Olefin metathesis has become one of the most powerful synthetic arsenals for carbon-carbon formation and the impact of which has been recognized by the 2005 Novel prize in chemistry “For the development of the metathesis method in organic synthesis”. Among metal-carbene complexes that can catalyze the metathesis reactions, ruthenium-alkylidene carbenes known as “Grubbs catalyst” have shown wide range of application in organic synthesis due to their relatively high stability to air and moisture as well as polar functional groups. Most pronounced applications of metathesis chemistry range from synthesis of natural products, pharmaceuticals, and polymers of novel properties. Additionally, the greener nature of metathesis compared to other synthetic methods has additional benefits especially considering the environmental issues. While many different types of metathesis involving alkenes such as ring-closing metathesis (RCM), cross metathesis (CM), ring-opening metathesis (ROM), ring-rearrangement metathesis (RRM), ring-opening metathesis polymerization (ROMP), and non-metathetic transformations catalyzed by ruthenium carbenes (G-I, G-II, GH-II) have been studied extensively, the corresponding metathesis involving both alkenes and alkynes known as enyne metathesis have been underdeveloped. However, significant advances in RCM and its extension to metallotropic [1,3] shift bodes well for the further development of enyne metathesis.
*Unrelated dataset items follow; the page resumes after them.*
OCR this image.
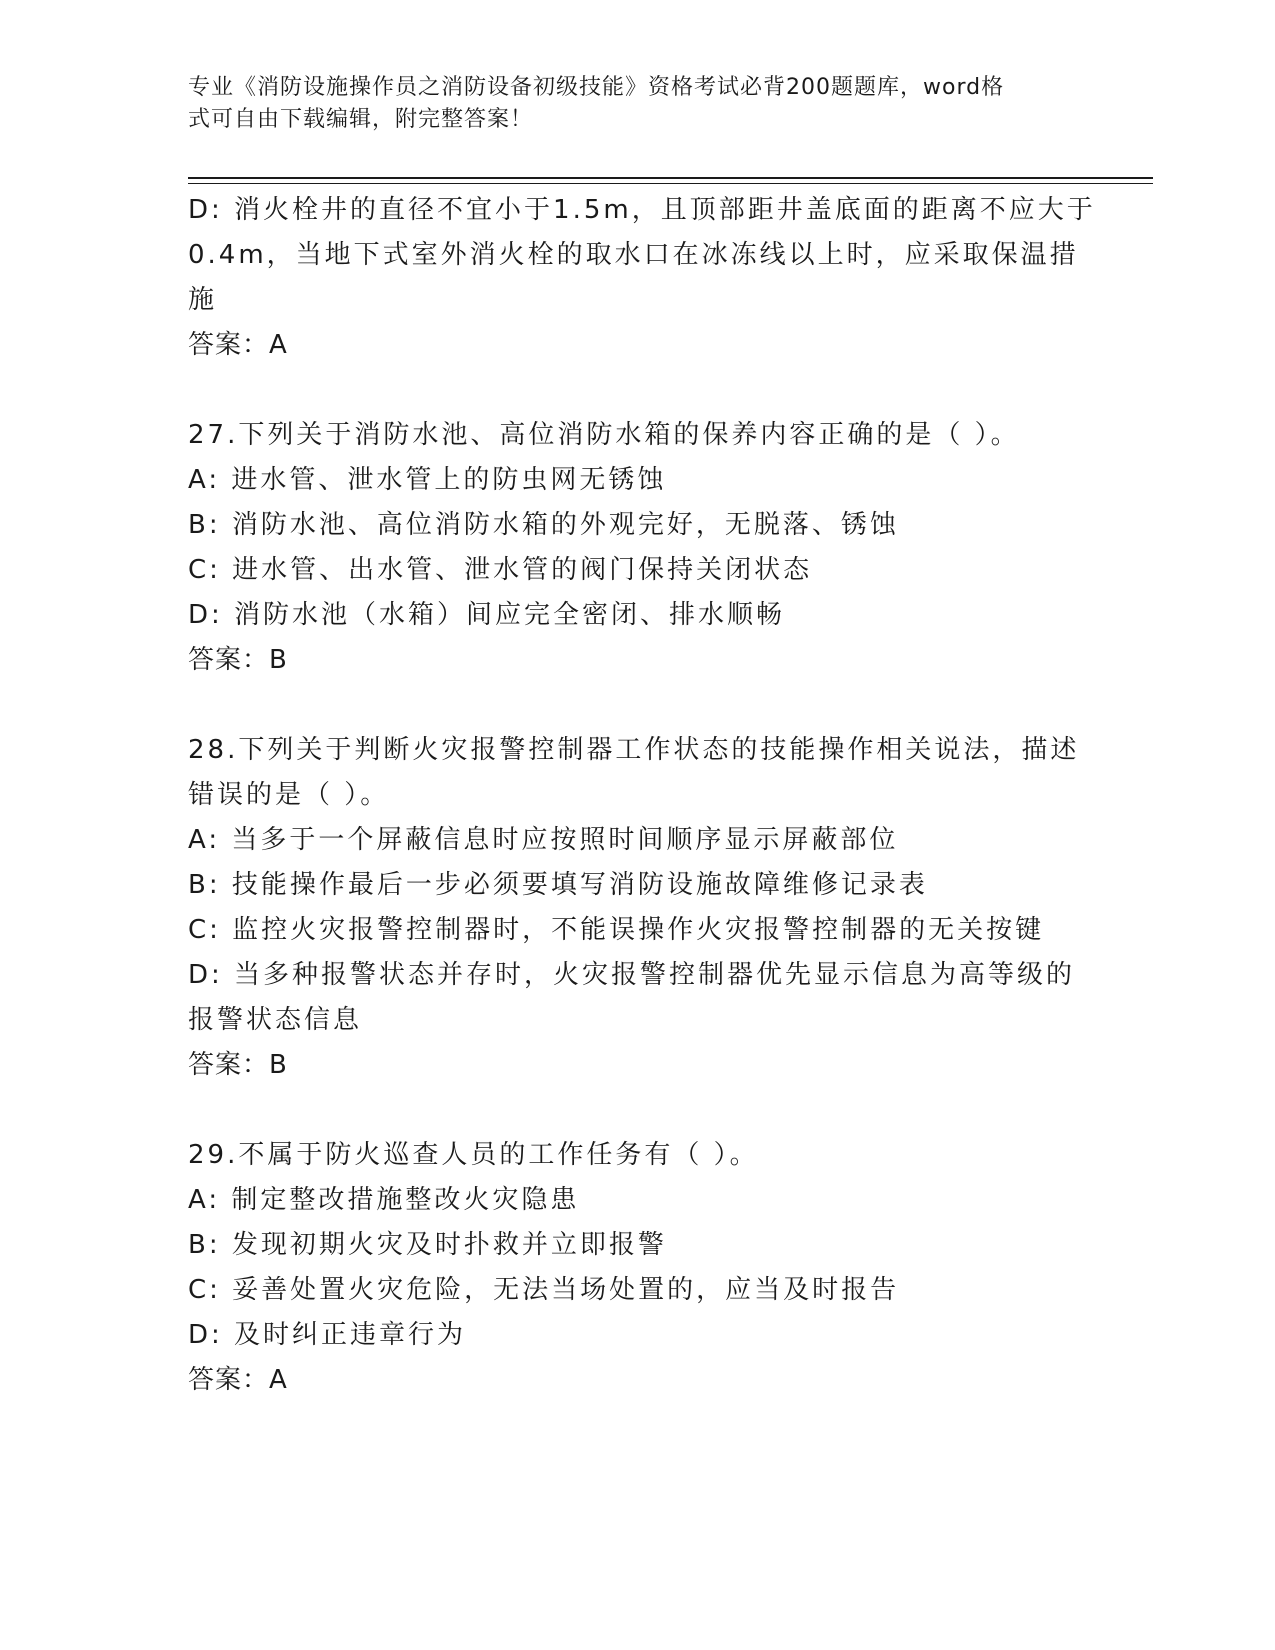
专业《消防设施操作员之消防设备初级技能》资格考试必背200题题库，word格
式可自由下载编辑，附完整答案！
D: 消火栓井的直径不宜小于1.5m，且顶部距井盖底面的距离不应大于
0.4m，当地下式室外消火栓的取水口在冰冻线以上时，应采取保温措
施
答案：A
27.下列关于消防水池、高位消防水箱的保养内容正确的是（ ）。
A: 进水管、泄水管上的防虫网无锈蚀
B: 消防水池、高位消防水箱的外观完好，无脱落、锈蚀
C: 进水管、出水管、泄水管的阀门保持关闭状态
D: 消防水池（水箱）间应完全密闭、排水顺畅
答案：B
28.下列关于判断火灾报警控制器工作状态的技能操作相关说法，描述
错误的是（ ）。
A: 当多于一个屏蔽信息时应按照时间顺序显示屏蔽部位
B: 技能操作最后一步必须要填写消防设施故障维修记录表
C: 监控火灾报警控制器时，不能误操作火灾报警控制器的无关按键
D: 当多种报警状态并存时，火灾报警控制器优先显示信息为高等级的
报警状态信息
答案：B
29.不属于防火巡查人员的工作任务有（ ）。
A: 制定整改措施整改火灾隐患
B: 发现初期火灾及时扑救并立即报警
C: 妥善处置火灾危险，无法当场处置的，应当及时报告
D: 及时纠正违章行为
答案：A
Arguably, the first enyne RCM reaction was reported by Katz and coworkers in 1985 using tungsten Fisher carbene complexes. Since then a variety of low-valent transition metals have been used to catalyze this reaction. However, it was not until the development of ruthenium carbene in the 1990’s that the enyne metathesis is considered to be a viable metathesis tool, yet it still has a narrow substrate scope due to its mechanistic complexity compared to alkene metathesis. In light of this, we have been exploring the tandem bond-forming capacity of enyne metathesis. These endeavors have led to significant advances in our understanding of the reactivity and selectivity of various substrate platforms in RCM and CM reactions. Furthermore, the highly effective metallotropic [1,3] shift of propargylic ruthenium carbene allows for a series of sequential enyne metathesis, which can form molecules of extended conjugation with both double and triples bonds. Tandem metathesis of multiynes with a sequence of enyne metathesis and metallotropic [1,3] shift has led to the discovery of many unprecedented transformations and hidden catalytic activities of Ru-alkylidene carbenes. These novel transformations include the formation of highly conjugated oligo-enynes (A), 1,4-hydrovinylative cyclization of triynes and tetraynes (B), benzyne formation via the hexedehydro Diels-Alder reaction of multiynes followed by transfer of hydrohalogen from common halogenated organic solvents (C), and metallotropic shift-driven formation of ruthenium-alkyne chelate (D). The prowess of the tandem bond-forming nature of enyne metathesis in tandem with metallotropic 1,3-shift has been applied to the synthesis of 1,3-diyne- and 1,3-enyne-containng natural products (E, F). Also, relying on enyne RCM and CM as the key step for the construction of 1,3-diynes, an efficient total synthesis of amphidinolide V was achieved (G). Our current research focuses on the development of new ruthenium alkylidene complexes to further expand and discover novel reactivities of these complexes and their application to the synthesis of natural products and conjugated oligomers.